Thursday, November 24, 2011
My dislike of Thanksgiving is the stuff of legend, and there are a lot of reasons why. Instead of running my annual I Hate Thanksgiving rant here I thought I'd offer some helpful ideas to make the holiday better:
1. Change the location and time of the meal every year-- and invite relatives only by secret ballot. It could be really cool-- you mail them a marble-- white means you're in and black means get yourself a Stouffer's Frozen dinner 'cause you're eating alone. The relatives who get the white marble are sworn to secrecy so that Uncle Richie isn't offended that you didn't want to sit next to him while he chews like a horse and tells his annual Thanksgiving joke.
2. Mix up the meal. It DOESN'T have to be turkey. Lasagna would be a nice change. Maybe Steak and Cheese subs? Why not have some fun with it?
3. If there are enough kids attending that there is going to be a kids table-- set it in a different room and break out the marbles again-- whoever draws the black one has to eat in there with them and keep order. And let the kids freakin' play outside or in the basement-- all the adults should eat while the food is hot then when they're done bring the kids in so they can pretend to eat anything. It's so much better than getting little Jimmie his plate, then sitting him down, then getting him some water, then moving him because he's next to Cousin Richie who eats like a horse and so on--meanwhile your food is colder than Hilary Clinton.
4. Kill the Christmas music. It should not appear before Black Friday.

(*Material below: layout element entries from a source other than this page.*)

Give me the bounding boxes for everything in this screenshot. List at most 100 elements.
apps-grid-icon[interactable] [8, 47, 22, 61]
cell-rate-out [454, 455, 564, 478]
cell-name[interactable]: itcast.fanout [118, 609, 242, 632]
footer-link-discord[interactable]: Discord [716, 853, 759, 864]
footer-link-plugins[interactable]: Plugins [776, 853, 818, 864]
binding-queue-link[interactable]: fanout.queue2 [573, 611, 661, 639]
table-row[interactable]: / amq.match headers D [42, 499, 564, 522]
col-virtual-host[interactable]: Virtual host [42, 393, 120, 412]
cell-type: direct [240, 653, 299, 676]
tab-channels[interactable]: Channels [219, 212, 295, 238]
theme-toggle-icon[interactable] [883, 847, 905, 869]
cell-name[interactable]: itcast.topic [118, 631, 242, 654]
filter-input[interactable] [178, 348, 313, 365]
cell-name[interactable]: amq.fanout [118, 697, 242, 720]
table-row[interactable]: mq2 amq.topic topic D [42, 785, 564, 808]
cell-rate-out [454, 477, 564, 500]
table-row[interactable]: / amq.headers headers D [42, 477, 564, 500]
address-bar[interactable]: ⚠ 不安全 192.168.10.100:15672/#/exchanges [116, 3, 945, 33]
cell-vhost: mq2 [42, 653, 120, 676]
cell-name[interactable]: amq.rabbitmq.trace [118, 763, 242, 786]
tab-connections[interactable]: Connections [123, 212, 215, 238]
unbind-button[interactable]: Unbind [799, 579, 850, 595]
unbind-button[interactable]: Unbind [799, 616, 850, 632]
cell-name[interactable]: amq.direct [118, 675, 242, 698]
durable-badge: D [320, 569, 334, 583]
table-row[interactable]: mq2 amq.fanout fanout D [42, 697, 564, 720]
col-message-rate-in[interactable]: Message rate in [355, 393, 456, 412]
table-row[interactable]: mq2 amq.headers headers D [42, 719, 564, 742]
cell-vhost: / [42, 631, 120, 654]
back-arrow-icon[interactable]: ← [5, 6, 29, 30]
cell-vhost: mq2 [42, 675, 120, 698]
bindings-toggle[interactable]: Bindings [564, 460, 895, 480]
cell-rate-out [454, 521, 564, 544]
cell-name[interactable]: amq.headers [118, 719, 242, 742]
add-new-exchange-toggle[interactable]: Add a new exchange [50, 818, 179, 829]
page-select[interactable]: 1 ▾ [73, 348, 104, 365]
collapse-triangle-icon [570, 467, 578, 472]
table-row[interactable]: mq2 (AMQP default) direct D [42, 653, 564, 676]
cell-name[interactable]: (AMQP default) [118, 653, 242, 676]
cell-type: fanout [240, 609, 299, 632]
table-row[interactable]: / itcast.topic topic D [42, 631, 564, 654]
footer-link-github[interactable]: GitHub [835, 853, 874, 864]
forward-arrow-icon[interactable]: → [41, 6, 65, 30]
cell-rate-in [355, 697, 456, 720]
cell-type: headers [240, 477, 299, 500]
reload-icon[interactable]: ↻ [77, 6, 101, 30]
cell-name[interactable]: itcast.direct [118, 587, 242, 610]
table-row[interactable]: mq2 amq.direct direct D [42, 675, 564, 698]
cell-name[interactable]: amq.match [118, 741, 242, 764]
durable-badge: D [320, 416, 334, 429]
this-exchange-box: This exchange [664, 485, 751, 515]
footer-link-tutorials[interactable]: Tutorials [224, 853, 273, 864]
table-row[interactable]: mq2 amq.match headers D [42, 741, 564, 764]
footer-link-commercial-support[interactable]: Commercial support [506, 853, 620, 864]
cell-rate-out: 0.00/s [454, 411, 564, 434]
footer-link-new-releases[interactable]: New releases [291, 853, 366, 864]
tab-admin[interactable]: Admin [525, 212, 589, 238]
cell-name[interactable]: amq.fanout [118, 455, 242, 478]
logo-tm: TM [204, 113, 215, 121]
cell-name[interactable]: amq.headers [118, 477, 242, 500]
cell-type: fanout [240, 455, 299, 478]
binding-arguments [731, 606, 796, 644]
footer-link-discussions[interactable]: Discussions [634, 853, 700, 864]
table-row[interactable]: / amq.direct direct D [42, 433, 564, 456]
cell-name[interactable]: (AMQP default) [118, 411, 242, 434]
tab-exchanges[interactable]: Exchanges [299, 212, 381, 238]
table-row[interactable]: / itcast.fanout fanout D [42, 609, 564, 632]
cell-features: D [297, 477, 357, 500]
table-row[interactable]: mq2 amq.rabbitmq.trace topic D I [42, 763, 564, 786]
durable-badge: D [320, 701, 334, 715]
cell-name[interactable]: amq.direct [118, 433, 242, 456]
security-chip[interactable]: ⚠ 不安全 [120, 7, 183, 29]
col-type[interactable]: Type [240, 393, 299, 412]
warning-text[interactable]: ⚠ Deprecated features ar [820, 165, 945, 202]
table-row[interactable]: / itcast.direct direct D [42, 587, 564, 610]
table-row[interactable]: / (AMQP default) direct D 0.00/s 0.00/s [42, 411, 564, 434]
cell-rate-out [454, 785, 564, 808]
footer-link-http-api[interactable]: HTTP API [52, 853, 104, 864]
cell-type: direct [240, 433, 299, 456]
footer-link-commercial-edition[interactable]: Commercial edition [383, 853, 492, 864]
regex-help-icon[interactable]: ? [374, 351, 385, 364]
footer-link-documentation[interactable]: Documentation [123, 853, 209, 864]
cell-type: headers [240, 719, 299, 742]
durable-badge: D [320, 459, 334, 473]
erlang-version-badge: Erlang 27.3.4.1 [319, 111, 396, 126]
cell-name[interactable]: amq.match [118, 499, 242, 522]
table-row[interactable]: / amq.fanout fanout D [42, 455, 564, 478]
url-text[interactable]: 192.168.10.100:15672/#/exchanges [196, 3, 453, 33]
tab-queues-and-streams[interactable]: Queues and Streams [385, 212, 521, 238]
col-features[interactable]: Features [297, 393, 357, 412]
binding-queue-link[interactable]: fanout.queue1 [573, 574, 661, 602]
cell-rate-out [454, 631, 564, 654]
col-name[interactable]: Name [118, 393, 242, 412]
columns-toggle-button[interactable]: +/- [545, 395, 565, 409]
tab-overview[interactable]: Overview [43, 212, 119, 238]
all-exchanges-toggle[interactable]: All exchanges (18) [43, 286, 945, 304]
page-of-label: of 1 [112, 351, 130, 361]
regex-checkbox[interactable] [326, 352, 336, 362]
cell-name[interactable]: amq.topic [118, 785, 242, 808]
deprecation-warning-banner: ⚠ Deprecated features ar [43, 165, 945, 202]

5. While we're on the subject-- there shall be no discussion of Black Friday-- whether you're working it or fool enough to go out and try and save $20 while you are trampled it is of no concern to the sane among us.
6. Football shall be played on every TV for the entire day.
7. Nagging is not allowed. At the most minor sign of nagging said person is instantly removed and given an early black marble for next year.
These simple steps will ensure a wonderful Thanksgiving holiday!